Retail Competitive Intelligence via Web Scraping

A professor at Yale recently asked me the following question: “If you were going to improve the current state of business analytics, where would you focus?”  It’s a good question, but the improvement isn’t in analytics, it’s in the foundation.  Any advanced analytics project is only as good as the data that it is built upon.  Analytics usually have two types of data issues:

1) Bad data, or “Garbage In, Garbage Out”
This is the better-known, and more easily-diagnosed challenge for analytics.  If you have an inaccurate or imprecise measure, there are pretty standard ways of dealing with them. And these days data is getting better and better as costs decrease, so this is no longer the biggest challenge.

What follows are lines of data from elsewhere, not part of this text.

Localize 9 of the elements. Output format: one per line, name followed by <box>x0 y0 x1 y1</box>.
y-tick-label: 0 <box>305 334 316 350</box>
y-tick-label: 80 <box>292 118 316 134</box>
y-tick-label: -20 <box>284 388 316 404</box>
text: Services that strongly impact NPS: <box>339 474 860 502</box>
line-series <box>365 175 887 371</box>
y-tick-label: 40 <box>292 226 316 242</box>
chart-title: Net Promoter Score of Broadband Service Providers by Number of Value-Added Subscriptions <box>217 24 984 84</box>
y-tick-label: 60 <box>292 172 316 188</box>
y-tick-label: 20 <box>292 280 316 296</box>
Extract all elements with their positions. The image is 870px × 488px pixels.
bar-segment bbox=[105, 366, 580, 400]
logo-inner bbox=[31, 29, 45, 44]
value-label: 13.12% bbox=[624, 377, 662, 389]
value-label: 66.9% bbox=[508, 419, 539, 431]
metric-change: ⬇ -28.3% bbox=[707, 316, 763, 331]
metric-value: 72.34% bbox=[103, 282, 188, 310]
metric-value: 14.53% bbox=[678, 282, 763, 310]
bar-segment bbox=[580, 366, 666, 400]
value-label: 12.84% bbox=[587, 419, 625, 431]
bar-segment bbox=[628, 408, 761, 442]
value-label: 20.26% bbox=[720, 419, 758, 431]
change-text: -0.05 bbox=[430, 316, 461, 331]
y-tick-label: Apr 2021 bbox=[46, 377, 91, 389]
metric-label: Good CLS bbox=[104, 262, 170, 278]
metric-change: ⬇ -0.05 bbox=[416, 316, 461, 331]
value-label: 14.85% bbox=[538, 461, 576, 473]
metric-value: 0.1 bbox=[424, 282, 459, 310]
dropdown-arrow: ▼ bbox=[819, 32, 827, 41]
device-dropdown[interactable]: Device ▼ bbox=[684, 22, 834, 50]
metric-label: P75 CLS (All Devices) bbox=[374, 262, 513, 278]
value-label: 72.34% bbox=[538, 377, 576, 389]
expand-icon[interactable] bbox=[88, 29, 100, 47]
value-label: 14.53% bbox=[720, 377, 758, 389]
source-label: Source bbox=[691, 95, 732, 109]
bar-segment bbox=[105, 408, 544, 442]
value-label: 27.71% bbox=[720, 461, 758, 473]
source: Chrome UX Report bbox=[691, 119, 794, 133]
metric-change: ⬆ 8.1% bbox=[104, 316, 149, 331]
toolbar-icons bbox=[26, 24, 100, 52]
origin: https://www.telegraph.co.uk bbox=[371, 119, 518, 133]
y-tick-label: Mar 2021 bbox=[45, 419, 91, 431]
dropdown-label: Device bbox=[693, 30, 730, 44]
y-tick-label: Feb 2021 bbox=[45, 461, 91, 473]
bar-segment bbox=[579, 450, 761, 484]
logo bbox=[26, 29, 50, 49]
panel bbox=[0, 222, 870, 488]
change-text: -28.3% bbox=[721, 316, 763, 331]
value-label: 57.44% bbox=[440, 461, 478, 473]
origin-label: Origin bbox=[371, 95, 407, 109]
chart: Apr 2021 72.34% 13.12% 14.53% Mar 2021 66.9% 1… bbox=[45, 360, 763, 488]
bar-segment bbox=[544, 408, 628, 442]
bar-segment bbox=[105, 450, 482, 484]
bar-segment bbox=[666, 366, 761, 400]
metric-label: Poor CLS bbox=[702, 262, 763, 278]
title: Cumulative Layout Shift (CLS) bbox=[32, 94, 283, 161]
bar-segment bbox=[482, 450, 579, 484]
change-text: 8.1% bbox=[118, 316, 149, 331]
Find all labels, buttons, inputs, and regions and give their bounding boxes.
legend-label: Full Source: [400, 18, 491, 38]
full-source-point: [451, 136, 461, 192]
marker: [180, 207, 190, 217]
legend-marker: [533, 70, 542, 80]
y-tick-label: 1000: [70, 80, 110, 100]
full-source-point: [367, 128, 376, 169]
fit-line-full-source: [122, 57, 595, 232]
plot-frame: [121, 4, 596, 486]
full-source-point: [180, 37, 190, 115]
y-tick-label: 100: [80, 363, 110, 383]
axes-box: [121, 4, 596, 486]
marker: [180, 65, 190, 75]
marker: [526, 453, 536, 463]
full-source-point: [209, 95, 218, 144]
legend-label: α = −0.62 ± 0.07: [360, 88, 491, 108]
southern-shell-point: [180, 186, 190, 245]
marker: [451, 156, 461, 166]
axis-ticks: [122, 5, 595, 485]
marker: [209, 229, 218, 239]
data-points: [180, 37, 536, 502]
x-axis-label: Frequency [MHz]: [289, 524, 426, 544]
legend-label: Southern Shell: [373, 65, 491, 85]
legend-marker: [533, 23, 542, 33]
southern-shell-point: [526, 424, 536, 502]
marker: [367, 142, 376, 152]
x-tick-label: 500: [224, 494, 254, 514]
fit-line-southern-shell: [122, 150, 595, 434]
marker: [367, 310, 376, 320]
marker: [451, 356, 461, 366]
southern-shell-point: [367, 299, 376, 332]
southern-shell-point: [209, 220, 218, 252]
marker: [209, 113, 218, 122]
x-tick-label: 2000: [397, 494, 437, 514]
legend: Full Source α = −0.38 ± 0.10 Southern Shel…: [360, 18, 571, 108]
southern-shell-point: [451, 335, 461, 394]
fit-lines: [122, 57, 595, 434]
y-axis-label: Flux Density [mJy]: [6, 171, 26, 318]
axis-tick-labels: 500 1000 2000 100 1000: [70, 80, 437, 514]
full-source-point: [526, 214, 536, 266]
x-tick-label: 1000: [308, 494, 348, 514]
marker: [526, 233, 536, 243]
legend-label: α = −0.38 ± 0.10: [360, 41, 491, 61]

2) Missing Data, causing Omitted Variable Bias
Business analytics projects never have all the factors that could impact the results, and OVB needs to be diagnosed with every single model.  Since it is unavoidable and omnipresent, we can only try to estimate the magnitude of the problem when evaluating the outputs.

So if I were to point to the single place to focus efforts to improve results, it wouldn’t be in improving known data sets.  It would be bolstering data sources, and more specifically, finding metrics that represent competitive data.  And as with everything else these days, it’s the internet to the rescue.

The most significant useful piece of data that isn’t in consumer models is usually competitive price, assortment, discounting, product launches, and advertising.  Two leading providers of this data are RivalWatch, and Fetch.  Both scrub websites to gather data that can then represent each of these factors for both you and your competitors.  And supplemented with syndicated competitive media and print data, at least one large category of omitted variables can be addressed, and models can be much more robust.